Icarus: Build Your Own AI QA Test Agent

Most test engineers know the pain of keeping automation in sync with a fast-moving product. Locators change, flows shift, features evolve; and suddenly your test suite is brittle.

That’s where Icarus comes in.

Icarus is an AI-powered test agent I built that converts annotated screenshots → structured test cases using OpenAI models like GPT-4o or GPT-5. It’s designed to slot into a self-healing pipeline, so test coverage stays alive even as the product changes.

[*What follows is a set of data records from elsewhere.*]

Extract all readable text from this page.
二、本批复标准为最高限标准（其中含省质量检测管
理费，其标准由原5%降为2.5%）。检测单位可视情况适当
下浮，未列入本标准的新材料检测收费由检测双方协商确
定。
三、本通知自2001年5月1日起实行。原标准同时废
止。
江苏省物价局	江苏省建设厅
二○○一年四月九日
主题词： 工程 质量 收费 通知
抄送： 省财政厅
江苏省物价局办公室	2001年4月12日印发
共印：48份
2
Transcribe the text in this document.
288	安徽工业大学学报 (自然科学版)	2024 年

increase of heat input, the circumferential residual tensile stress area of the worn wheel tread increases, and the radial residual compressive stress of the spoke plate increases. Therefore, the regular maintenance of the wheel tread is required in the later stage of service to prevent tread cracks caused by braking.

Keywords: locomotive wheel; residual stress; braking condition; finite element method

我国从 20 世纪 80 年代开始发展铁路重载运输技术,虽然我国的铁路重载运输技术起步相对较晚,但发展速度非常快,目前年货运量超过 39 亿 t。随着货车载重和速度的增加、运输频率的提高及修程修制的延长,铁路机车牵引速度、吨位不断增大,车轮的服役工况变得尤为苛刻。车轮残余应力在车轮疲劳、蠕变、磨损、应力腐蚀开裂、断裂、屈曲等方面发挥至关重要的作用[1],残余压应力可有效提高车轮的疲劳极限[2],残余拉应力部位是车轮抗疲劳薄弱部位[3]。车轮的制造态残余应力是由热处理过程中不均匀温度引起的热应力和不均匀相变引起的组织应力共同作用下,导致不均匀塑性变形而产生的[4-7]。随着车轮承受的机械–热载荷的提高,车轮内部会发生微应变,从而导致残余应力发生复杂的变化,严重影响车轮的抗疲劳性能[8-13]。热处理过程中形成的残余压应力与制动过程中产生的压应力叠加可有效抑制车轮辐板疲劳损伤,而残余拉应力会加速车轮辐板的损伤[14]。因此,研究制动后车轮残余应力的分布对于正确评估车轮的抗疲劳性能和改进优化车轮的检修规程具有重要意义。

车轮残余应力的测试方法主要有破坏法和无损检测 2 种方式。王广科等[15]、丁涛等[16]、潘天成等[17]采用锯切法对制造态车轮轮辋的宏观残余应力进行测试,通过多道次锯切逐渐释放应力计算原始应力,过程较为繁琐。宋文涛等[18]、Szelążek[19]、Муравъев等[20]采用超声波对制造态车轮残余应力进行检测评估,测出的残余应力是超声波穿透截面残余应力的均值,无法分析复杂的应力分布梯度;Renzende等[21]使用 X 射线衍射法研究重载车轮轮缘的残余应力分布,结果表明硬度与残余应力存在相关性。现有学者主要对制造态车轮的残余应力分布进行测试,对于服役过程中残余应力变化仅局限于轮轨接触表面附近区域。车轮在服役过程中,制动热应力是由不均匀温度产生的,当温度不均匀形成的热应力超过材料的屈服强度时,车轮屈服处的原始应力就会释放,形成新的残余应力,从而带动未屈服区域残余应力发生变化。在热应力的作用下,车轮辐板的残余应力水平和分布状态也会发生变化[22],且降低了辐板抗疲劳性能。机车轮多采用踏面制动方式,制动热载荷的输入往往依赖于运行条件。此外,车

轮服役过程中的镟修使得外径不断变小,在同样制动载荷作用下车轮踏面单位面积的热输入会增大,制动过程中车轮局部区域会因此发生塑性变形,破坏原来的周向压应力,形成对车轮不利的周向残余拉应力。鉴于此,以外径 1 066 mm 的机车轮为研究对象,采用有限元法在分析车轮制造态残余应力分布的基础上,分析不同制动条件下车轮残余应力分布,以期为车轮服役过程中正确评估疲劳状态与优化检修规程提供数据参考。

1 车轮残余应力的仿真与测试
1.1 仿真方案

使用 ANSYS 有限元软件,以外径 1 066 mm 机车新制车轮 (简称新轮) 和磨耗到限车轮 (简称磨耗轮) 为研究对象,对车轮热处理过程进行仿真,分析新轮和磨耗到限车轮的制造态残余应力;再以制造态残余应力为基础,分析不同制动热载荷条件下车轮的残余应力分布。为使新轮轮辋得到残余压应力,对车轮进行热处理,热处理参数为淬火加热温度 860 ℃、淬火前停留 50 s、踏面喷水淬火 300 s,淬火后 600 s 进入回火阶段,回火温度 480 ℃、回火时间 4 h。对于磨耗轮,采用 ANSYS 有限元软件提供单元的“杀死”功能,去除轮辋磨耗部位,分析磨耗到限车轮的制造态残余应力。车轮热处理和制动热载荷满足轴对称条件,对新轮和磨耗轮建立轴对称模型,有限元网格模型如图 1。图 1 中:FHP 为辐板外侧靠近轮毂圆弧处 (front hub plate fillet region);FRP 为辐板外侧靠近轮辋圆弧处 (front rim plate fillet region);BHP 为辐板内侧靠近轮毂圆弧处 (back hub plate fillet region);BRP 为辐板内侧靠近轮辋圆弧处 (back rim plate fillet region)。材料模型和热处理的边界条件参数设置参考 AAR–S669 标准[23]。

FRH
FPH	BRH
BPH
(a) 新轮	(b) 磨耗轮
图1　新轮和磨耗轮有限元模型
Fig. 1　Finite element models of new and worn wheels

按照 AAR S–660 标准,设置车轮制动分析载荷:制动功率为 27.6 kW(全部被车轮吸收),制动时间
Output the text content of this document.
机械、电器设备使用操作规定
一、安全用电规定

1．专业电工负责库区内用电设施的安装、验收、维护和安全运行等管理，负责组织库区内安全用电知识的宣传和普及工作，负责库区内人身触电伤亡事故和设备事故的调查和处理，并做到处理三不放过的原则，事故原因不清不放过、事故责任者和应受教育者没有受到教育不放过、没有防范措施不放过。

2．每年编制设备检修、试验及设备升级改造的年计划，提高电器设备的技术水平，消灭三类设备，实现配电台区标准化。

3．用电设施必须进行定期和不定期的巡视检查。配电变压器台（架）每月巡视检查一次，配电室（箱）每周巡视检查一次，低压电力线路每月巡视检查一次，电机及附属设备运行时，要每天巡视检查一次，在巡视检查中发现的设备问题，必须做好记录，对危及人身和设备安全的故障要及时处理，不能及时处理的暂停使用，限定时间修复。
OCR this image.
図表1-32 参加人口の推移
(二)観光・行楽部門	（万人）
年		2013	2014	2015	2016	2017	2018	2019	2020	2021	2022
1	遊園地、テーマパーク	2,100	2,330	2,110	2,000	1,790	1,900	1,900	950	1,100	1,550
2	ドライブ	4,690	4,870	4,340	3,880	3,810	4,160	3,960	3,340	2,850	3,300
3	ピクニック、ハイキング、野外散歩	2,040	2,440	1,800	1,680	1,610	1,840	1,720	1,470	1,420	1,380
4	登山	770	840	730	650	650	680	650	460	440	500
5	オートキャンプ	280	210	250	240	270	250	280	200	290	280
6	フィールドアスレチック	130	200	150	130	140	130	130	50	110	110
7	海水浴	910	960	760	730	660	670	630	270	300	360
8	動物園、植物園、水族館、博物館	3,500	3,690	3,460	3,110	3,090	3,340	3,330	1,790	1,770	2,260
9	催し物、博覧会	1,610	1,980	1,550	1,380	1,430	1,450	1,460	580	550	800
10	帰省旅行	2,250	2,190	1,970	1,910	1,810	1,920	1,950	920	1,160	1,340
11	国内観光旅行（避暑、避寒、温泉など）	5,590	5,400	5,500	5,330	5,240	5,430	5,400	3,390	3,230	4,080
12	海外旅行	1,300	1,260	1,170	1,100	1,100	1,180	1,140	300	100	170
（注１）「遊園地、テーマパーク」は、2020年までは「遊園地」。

This post walks you through the idea, architecture, implementation, and full project layout so you can build your own version.

Why I Built Icarus

Traditional automation struggles with two recurring problems:

Manual test case creation is slow. Every new feature needs dozens of edge cases documented.
Automation breaks silently. A renamed button or new flow can invalidate dozens of tests overnight.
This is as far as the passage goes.